Aug 8 (Reuters) - China's soybeans and soyoil options made their debut trade on the Dalian Commodity Exchange on Monday, as the world's biggest commodity buyer looks to provide more hedging tools and improve its pricing power.
Domestic investors can now trade options for both of Dalian's No. 1 soybean and No. 2 soybean contract, for non-GMO and GMO soybeans respectively, as well as its soyoil contract.
The exchange had already begun trading soymeal options trading in 2017.
"I think there will be good interest in the soybean oil options. The soybean meal options have been around for several years, so soybean oil options would be a complimentary product for traders looking to hedge crush margins or bet on the relative values of the two products," said Darin Friedrichs, co-founder of Sitonia Consulting.
"The options on No. 1 and No. 2 soybeans are probably going to get less attention, simply because they are smaller and less liquid markets."
Open interest and trading volumes for the No. 1 soybean options stood at 4,553 and 6,374 lots respectively at the close, while No. 2 soybean saw open interest and trading volumes of 1,023 and 1,156 lots.
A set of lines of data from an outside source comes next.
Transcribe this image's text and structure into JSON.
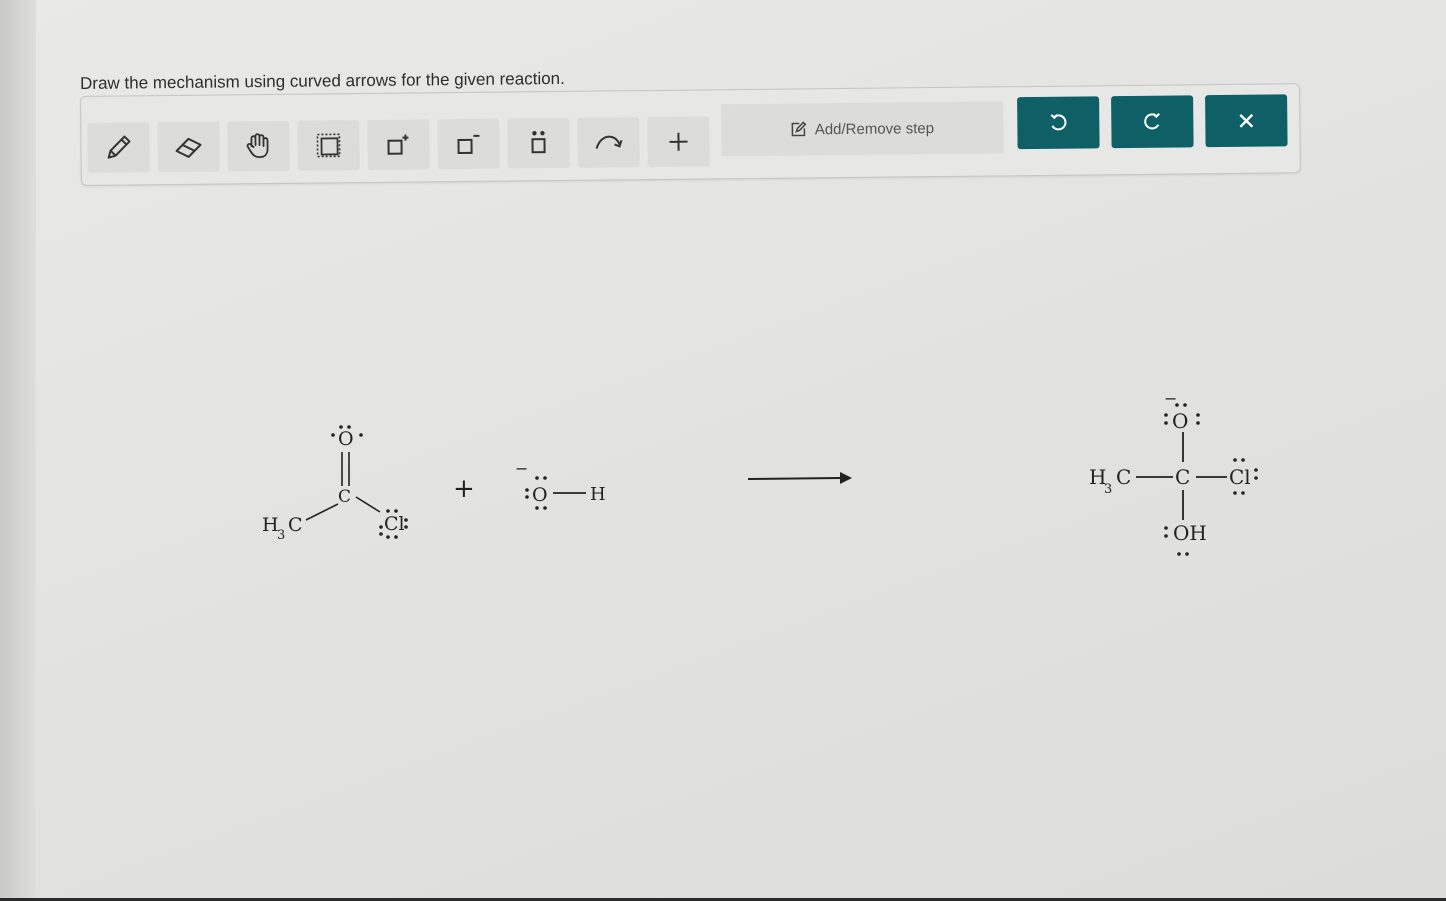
{
  "prompt": "Draw the mechanism using curved arrows for the given reaction.",
  "toolbar": {
    "tools": [
      {
        "name": "pencil-icon",
        "label": "pencil"
      },
      {
        "name": "eraser-icon",
        "label": "eraser"
      },
      {
        "name": "hand-icon",
        "label": "move"
      },
      {
        "name": "select-icon",
        "label": "select"
      },
      {
        "name": "positive-charge-icon",
        "label": "add positive charge"
      },
      {
        "name": "negative-charge-icon",
        "label": "add negative charge"
      },
      {
        "name": "lone-pair-icon",
        "label": "lone pair"
      },
      {
        "name": "curved-arrow-icon",
        "label": "curved arrow"
      },
      {
        "name": "plus-icon",
        "label": "plus"
      }
    ],
    "step_button_label": "Add/Remove step",
    "undo_icon": "undo-icon",
    "redo_icon": "redo-icon",
    "close_icon": "close-icon",
    "accent_color": "#0f5f66"
  },
  "reaction": {
    "reactant1": {
      "h3c": "H",
      "sub": "3",
      "c": "C",
      "o": "O",
      "cl": "Cl"
    },
    "plus": "+",
    "reactant2": {
      "charge": "−",
      "o": "O",
      "h": "H"
    },
    "product": {
      "h3c": "H",
      "sub": "3",
      "c": "C",
      "o": "O",
      "charge": "−",
      "cl": "Cl",
      "oh": "OH"
    }
  }
}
Soyoil options meanwhile saw open interest and trading volumes at 2,143 and 3,153 lots.
China, the world's top importer of soybeans and top consumer of edible oils, has been gradually increasing its number and variety of commodities derivatives. It has also opened up some of its contracts to overseas participants in a push to increase its pricing power.
Options give traders the right to buy or sell a futures position at a specified price, which can help them manage their price exposure.